Nuevas observaciones del Sol desvelan sorprendentes vórtices de plasma
Investigaciones recientes han identificado pequeños vórtices de plasma en la superficie solar, lo que podría revolucionar nuestra comprensión sobre la actividad del Sol y su impacto en la Tierra.

Las más recientes observaciones de la superficie del Sol han permitido el descubrimiento de diminutos vórtices de plasma, un hallazgo que podría transformar la manera en que entendemos los mecanismos físicos detrás de la actividad solar y sus efectos en nuestro planeta. Este avance fue logrado gracias al telescopio solar Daniel K. Inouye, el más grande del mundo, ubicado en Hawái, operado por la Fundación Nacional de Ciencias de EE. UU., y a complejas simulaciones computacionales, cuyos resultados han sido publicados en la revista Nature.
Un equipo de investigación liderado por el Observatorio Solar Nacional de EE. UU. y colaborando con el Instituto Max Planck de Alemania, analizó una región en la fotosfera, que es la capa visible del Sol, cercana a una mancha solar. Las imágenes obtenidas revelan un paisaje solar sin precedentes, lleno de dinámicos remolinos y estructuras de pequeño tamaño que se extienden por los bordes de áreas magnéticamente activas. Según la Asociación de Universidades para la Investigación en Astronomía (AURA), estas formaciones muestran movimientos rotatorios similares a olas marinas, con algunas alcanzando apenas 20 kilómetros de ancho, lo que equivale a distinguir una moneda de un euro desde 180 kilómetros de distancia.
Los investigadores han interpretado estos flujos de plasma en remolino como inestabilidades de Kelvin-Helmholt (KHI), un fenómeno conocido en la dinámica de fluidos que genera ondulaciones cuando flujos de diferentes velocidades interactúan. Esta inestabilidad se manifiesta en diversas situaciones, desde la superficie de un lago hasta las atmósferas de planetas gaseosos como Júpiter y Saturno, así como en el comportamiento del viento solar en relación con las magnetosferas planetarias.

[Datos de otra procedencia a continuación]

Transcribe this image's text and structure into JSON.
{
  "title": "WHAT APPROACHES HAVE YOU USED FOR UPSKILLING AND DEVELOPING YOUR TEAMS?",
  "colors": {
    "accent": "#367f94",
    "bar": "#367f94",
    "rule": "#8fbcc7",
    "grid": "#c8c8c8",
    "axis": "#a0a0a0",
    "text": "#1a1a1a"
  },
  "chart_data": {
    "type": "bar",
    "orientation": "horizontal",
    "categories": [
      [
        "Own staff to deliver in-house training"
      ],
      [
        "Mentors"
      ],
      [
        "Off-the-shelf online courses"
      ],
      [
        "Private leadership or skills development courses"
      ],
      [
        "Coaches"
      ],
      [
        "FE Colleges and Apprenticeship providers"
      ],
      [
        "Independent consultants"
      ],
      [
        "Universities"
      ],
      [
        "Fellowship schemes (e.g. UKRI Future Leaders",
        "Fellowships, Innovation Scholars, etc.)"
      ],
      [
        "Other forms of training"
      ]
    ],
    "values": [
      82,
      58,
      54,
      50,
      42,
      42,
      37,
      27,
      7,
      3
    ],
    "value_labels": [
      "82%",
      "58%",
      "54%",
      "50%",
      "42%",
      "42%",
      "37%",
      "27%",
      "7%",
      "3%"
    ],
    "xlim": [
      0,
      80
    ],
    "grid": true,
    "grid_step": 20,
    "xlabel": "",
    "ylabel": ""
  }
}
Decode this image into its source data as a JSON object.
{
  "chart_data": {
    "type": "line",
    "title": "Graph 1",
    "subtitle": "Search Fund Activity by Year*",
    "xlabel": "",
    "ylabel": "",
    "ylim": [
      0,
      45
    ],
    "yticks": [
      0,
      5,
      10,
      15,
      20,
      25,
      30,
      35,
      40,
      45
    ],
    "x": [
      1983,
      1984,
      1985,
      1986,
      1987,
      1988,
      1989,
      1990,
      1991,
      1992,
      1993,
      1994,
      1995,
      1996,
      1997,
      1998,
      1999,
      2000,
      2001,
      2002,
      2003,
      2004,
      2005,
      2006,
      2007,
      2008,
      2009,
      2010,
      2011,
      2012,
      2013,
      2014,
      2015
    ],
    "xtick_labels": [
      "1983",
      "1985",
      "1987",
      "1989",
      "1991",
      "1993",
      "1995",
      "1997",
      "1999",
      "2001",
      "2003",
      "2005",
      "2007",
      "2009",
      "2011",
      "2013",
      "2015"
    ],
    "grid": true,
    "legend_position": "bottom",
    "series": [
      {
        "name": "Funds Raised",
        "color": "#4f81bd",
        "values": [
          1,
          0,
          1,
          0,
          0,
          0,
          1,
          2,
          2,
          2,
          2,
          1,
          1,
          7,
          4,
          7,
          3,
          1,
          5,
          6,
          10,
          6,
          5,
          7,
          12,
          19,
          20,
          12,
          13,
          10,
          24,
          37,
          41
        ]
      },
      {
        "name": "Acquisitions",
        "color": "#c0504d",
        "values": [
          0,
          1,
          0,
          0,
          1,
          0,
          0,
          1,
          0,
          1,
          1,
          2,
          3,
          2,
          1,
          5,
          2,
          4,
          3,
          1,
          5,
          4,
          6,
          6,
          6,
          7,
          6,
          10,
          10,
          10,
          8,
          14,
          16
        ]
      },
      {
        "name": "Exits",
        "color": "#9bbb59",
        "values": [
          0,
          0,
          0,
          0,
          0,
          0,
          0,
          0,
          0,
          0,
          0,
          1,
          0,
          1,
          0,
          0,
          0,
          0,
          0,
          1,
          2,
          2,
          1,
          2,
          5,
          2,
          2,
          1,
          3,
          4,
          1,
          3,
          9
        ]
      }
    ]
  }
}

La identificación de esta inestabilidad en la fotosfera solar constituye la primera validación experimental de un fenómeno que, hasta ahora, solo había sido teorizado. David Boboltz, subdirector del Observatorio Solar Nacional, destacó que este descubrimiento representa un avance significativo en nuestra comprensión de la dinámica y evolución del plasma solar, sentando las bases para futuros hallazgos.
Estos pequeños vórtices de plasma ofrecen una nueva perspectiva sobre cómo el Sol almacena y libera energía en su campo magnético, lo que se manifiesta a través de estallidos de radiación, erupciones masivas y otros eventos que afectan el clima espacial. Tal dinámica es crucial, ya que puede impactar directamente en nuestra infraestructura tecnológica actual, incluyendo redes eléctricas, satélites y comunicaciones.
Hasta ahora, la causa de la retorsión de las líneas del campo magnético solar no era clara, pero este nuevo hallazgo podría ofrecer pistas al respecto. Además, se sugiere que la inestabilidad de Kelvin-Helmholt podría estar relacionada con el calentamiento de la atmósfera exterior del Sol, conocida como corona, contribuyendo a resolver el enigma sobre por qué esta es considerablemente más caliente que la superficie solar. Thomas Rimmele, del Observatorio Solar Nacional, enfatiza cómo los procesos microscópicos observados son determinantes en la naturaleza de nuestra estrella.